Procedimento Administrativo, as falhas procedimentais da Câmara de Loulé




Resumo do Acórdão

A autora do pedido pretendia construir um empreendimento turístico numa área ambiental protegida. Em 2002, segundo a requerente, o projeto aprovado após discussão pública permitia tal construção (não sendo apresentada documentação que comprove a alegação), mas a versão final, de 2005, proibia-o. A autora impugna as normas em questão do projeto e defende que não foram ouvidos os interessados uma segunda vez antes da elaboração do projeto final, sendo esta segunda discussão necessária devido à alteração substancial das normas relativas à construção do empreendimento, presentes no primeiro documento (não se comprova a alteração, havendo argumentação contraditória da requerente e provas documentais dos últimos dois projetos em como não havia discrepância entre os mesmos neste tema). A autora defende ainda que não há fundamentação legal das normas e que há responsabilidade civil por parte da Câmara Municipal de Loulé por omissão e responsabilidade de duas outras entidades por atos ilícitos.
A autora do processo requer, então, uma indemnização pelos danos resultantes do exposto anteriormente, tal como a impugnação das normas para que a construção do seu empreendimento seja autorizada.
O STA veio, então, declarar que não há omissão por parte da Câmara pois esta realizou estudos e formulou diplomas, nomeando entidades e cumprindo o disposto e exigido nos parâmetros dos diplomas legais a que estavam sujeitos – existindo, portanto, fundamentos legais, tanto para a atuação da Câmara como para a formulação dos diplomas em questão. Após os procedimentos normais e exigíveis, que foram cumpridos, a Câmara deu decisão desfavorável, não tendo, por isso, nenhuma omissão nem tendo agido fora da lei. Tinha competência para dar desfavor e, após a Câmara, novas entidades se deviam pronunciar. Porém, tendo em conta o exposto, uma decisão desfavorável à requerente seria o mais expectável, visto se tratar duma área protegida e os meios necessários para que fosse possível construir não poderem ser praticados.
O STA defende ainda que não estavam preenchidos os pressupostos cumulativos da responsabilidade civil extracontratual, tendo analisado com detalhe os pressupostos dano e ilicitude, tal como o nexo de causalidade entre a causa e o dano. Concluiu que a ação do Município de Loulé e das entidades não constituía nem dano nem causa adequada ao dano de A.

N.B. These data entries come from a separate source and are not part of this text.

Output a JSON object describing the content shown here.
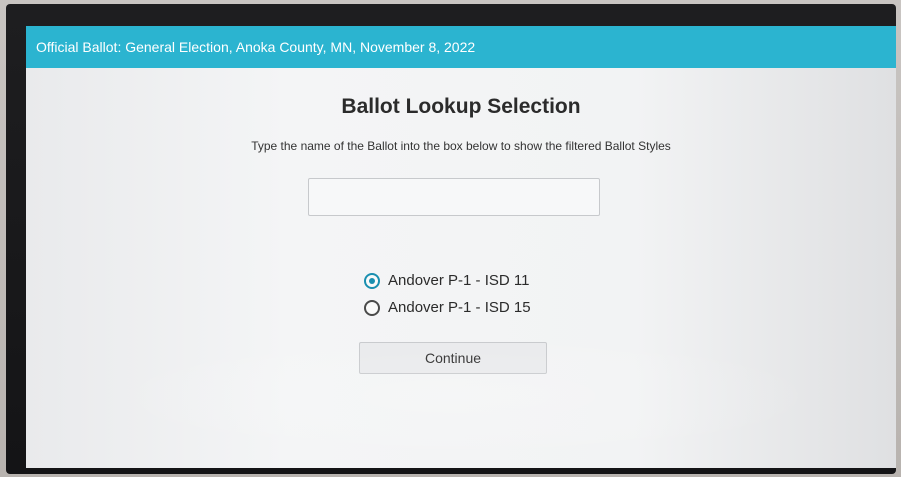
{
  "header": {
    "title": "Official Ballot: General Election, Anoka County, MN, November 8, 2022"
  },
  "main": {
    "title": "Ballot Lookup Selection",
    "instructions": "Type the name of the Ballot into the box below to show the filtered Ballot Styles",
    "search": {
      "value": "",
      "placeholder": ""
    },
    "ballot_styles": [
      {
        "label": "Andover P-1 - ISD 11",
        "selected": true
      },
      {
        "label": "Andover P-1 - ISD 15",
        "selected": false
      }
    ],
    "continue_label": "Continue"
  },
  "colors": {
    "header_bar": "#2bb4d0",
    "radio_selected": "#1a8fb0"
  }
}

Sobre o ponto mais relevante para a presente dissertação, o ICN (Instituto de Conservação da Natureza) defendeu que a versão do novo projeto não tinha alteração substancial em relação ao diploma anterior, estando presentes conclusões normativas semelhantes às do projeto de 2002, sujeito a discussão pública. Pelo que, de acordo com tais informações, não desmentidas pela autora, esta tinha conhecimento das normas e não pode alegar que as novas disposições legais não fossem expectáveis.
Assim, STA declarou, por unanimidade, desfavoravelmente à requerente, sendo esta responsável por todos os custos emergentes – sustentou a sua decisão, neste último ponto, na falta de provas documentais da parte da requerente, na sua argumentação incoerente e na semelhança normativa comprovada entre os dois diplomas, não entendendo, assim, que fosse necessária uma segunda audiência de interessados.

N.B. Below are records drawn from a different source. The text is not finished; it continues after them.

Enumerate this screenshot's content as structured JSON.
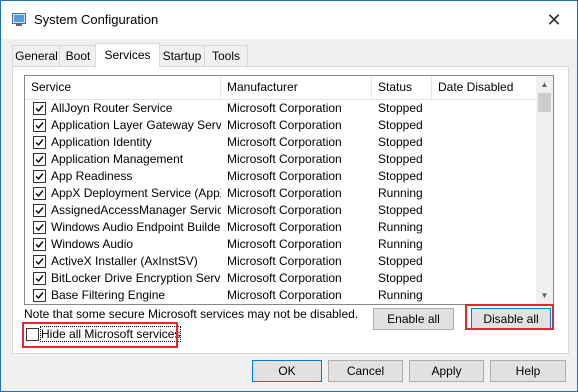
{
  "window": {
    "title": "System Configuration",
    "close_glyph": "✕"
  },
  "tabs": [
    {
      "label": "General"
    },
    {
      "label": "Boot"
    },
    {
      "label": "Services",
      "active": true
    },
    {
      "label": "Startup"
    },
    {
      "label": "Tools"
    }
  ],
  "list": {
    "columns": [
      "Service",
      "Manufacturer",
      "Status",
      "Date Disabled"
    ],
    "rows": [
      {
        "checked": true,
        "service": "AllJoyn Router Service",
        "manufacturer": "Microsoft Corporation",
        "status": "Stopped",
        "date_disabled": ""
      },
      {
        "checked": true,
        "service": "Application Layer Gateway Service",
        "manufacturer": "Microsoft Corporation",
        "status": "Stopped",
        "date_disabled": ""
      },
      {
        "checked": true,
        "service": "Application Identity",
        "manufacturer": "Microsoft Corporation",
        "status": "Stopped",
        "date_disabled": ""
      },
      {
        "checked": true,
        "service": "Application Management",
        "manufacturer": "Microsoft Corporation",
        "status": "Stopped",
        "date_disabled": ""
      },
      {
        "checked": true,
        "service": "App Readiness",
        "manufacturer": "Microsoft Corporation",
        "status": "Stopped",
        "date_disabled": ""
      },
      {
        "checked": true,
        "service": "AppX Deployment Service (AppX...",
        "manufacturer": "Microsoft Corporation",
        "status": "Running",
        "date_disabled": ""
      },
      {
        "checked": true,
        "service": "AssignedAccessManager Service",
        "manufacturer": "Microsoft Corporation",
        "status": "Stopped",
        "date_disabled": ""
      },
      {
        "checked": true,
        "service": "Windows Audio Endpoint Builder",
        "manufacturer": "Microsoft Corporation",
        "status": "Running",
        "date_disabled": ""
      },
      {
        "checked": true,
        "service": "Windows Audio",
        "manufacturer": "Microsoft Corporation",
        "status": "Running",
        "date_disabled": ""
      },
      {
        "checked": true,
        "service": "ActiveX Installer (AxInstSV)",
        "manufacturer": "Microsoft Corporation",
        "status": "Stopped",
        "date_disabled": ""
      },
      {
        "checked": true,
        "service": "BitLocker Drive Encryption Service",
        "manufacturer": "Microsoft Corporation",
        "status": "Stopped",
        "date_disabled": ""
      },
      {
        "checked": true,
        "service": "Base Filtering Engine",
        "manufacturer": "Microsoft Corporation",
        "status": "Running",
        "date_disabled": ""
      }
    ]
  },
  "note": "Note that some secure Microsoft services may not be disabled.",
  "buttons": {
    "enable_all": "Enable all",
    "disable_all": "Disable all",
    "ok": "OK",
    "cancel": "Cancel",
    "apply": "Apply",
    "help": "Help"
  },
  "hide_ms": {
    "label": "Hide all Microsoft services",
    "checked": false
  },
  "colors": {
    "highlight_red": "#e0282e",
    "primary_border": "#0078d7"
  }
}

De acordo com o supramencionado, este acórdão envolve a matéria referente ao procedimento administrativo, com destaque para a audiência de interessados. Inerente à decisão e na formulação da mesma, atenderam-se ainda a diversos princípios orientadores da decisão e atuação administrativa. De tal modo, é necessário abordar, resumidamente, as matérias em apreço, para que se possa analisar a sentença administrativa da maneira mais informada e correta possível. (0610/06 de 28/02/18).

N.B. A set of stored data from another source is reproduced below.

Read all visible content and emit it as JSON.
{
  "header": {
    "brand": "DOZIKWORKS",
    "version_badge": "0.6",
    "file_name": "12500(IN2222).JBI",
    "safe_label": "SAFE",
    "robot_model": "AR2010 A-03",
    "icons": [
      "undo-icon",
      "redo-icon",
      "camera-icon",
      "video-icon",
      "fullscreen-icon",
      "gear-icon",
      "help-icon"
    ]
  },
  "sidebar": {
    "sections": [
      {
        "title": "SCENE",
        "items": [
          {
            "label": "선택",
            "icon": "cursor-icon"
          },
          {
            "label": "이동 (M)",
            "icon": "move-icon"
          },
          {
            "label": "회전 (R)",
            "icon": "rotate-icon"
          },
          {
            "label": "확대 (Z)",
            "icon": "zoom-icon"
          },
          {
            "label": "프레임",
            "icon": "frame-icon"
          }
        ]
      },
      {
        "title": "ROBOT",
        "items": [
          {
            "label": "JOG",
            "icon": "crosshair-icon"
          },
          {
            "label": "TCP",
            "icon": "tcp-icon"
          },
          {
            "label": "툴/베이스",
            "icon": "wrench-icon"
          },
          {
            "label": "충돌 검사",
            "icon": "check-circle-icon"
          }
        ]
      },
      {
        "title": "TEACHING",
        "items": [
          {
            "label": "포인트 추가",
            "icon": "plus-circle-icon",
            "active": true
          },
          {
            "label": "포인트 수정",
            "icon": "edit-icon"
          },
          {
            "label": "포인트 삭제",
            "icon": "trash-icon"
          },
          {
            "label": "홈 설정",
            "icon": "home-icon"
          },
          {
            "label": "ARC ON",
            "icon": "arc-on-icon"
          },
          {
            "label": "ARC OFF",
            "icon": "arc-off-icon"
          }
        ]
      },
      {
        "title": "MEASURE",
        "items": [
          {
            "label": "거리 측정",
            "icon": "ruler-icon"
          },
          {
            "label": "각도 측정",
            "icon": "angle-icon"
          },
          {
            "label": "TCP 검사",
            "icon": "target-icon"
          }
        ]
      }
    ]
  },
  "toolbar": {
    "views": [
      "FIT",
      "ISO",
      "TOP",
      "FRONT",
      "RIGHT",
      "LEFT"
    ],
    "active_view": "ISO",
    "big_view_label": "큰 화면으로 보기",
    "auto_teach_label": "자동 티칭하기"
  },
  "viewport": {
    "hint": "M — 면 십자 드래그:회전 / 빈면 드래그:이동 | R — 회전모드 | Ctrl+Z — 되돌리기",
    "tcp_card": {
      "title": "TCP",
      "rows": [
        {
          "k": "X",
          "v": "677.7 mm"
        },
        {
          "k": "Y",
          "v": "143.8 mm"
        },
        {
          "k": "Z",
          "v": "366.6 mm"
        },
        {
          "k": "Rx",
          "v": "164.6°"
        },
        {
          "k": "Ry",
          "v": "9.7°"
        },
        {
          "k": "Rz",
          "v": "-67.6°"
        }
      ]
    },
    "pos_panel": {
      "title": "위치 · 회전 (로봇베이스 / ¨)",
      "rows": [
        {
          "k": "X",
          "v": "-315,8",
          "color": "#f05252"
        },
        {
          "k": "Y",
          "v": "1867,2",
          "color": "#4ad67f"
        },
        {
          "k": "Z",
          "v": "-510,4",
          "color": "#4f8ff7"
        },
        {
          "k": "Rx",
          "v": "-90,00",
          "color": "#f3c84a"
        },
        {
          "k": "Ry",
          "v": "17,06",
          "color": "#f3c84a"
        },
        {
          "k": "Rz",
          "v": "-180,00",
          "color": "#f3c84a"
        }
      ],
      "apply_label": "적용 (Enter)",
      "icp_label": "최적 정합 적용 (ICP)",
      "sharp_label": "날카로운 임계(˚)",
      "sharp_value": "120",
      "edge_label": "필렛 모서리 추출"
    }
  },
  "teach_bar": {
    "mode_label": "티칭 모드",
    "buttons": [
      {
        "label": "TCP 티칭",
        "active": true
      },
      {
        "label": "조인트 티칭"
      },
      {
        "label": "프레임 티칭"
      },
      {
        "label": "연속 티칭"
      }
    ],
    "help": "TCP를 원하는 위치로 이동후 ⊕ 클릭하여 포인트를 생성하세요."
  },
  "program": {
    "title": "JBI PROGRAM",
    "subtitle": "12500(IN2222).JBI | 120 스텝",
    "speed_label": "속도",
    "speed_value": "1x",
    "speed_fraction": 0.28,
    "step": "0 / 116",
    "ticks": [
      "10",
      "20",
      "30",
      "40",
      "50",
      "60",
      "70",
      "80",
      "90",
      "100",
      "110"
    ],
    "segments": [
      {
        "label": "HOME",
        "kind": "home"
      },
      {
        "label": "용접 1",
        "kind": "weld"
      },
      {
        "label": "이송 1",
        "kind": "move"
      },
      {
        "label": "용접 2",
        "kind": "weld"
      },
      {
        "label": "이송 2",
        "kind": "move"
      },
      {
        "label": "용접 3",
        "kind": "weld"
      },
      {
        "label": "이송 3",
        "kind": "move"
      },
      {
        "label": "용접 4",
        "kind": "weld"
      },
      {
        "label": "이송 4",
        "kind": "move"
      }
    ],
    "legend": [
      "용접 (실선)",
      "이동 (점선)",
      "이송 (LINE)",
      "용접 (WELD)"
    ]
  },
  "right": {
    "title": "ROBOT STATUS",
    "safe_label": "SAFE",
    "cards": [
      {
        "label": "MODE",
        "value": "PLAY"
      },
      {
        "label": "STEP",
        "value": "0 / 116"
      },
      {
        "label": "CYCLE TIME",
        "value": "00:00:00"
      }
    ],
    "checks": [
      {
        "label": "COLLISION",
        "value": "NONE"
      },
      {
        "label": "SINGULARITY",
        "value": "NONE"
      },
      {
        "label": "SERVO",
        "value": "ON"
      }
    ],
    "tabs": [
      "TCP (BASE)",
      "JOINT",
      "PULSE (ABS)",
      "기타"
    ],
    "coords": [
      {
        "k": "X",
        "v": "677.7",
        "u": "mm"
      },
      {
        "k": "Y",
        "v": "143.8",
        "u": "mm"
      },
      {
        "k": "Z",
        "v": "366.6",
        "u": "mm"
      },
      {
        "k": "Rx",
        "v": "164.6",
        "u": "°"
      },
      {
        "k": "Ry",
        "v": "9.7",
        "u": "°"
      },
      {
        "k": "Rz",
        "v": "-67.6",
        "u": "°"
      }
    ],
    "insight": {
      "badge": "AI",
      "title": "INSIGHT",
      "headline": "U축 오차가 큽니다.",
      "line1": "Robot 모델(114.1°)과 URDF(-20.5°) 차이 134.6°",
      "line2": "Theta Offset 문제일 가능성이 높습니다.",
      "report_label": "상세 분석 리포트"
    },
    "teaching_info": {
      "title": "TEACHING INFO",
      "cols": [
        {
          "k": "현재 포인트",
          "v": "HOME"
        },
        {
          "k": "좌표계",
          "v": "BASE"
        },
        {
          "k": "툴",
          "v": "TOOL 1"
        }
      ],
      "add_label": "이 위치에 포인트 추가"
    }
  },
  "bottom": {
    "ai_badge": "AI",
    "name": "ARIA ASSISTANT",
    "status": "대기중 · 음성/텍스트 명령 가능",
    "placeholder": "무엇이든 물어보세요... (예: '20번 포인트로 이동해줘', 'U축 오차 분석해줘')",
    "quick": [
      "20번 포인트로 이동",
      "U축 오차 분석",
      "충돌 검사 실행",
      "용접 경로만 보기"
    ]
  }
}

Matérias de Abordagem Fundamental
 O Procedimento Administrativo consiste na sequência juridicamente ordenada de atos e formalidades tendentes à preparação da prática de um ato da Administração ou à sua execução.            Traduz-se numa sequência de atos e formalidades, podendo encontrar-se tanto atos jurídicos como meras formalidades, e sendo a lei a determinar quais os atos a praticar e quais as formalidades a observar, estabelecendo os trâmites a seguir. Tem por objeto um ato da administração e por finalidade preparar a prática de um ato ou a respetiva execução.
Os objetivos da regulamentação do procedimento administrativo, de acordo com o art.267.º da CRP, são: disciplinar da melhor forma possível o desenvolvimento da atividade administrativa (racionalização dos meios), esclarecer melhor a vontade da Administração, de modo a que sejam tomadas decisões justas úteis e oportunas, salvaguardar os direitos subjetivos e os interesses legítimos dos particulares, evitar a burocratização e aproximar os serviços públicos das populações e assegurar a participação dos cidadãos na formação das decisões que lhes digam respeito.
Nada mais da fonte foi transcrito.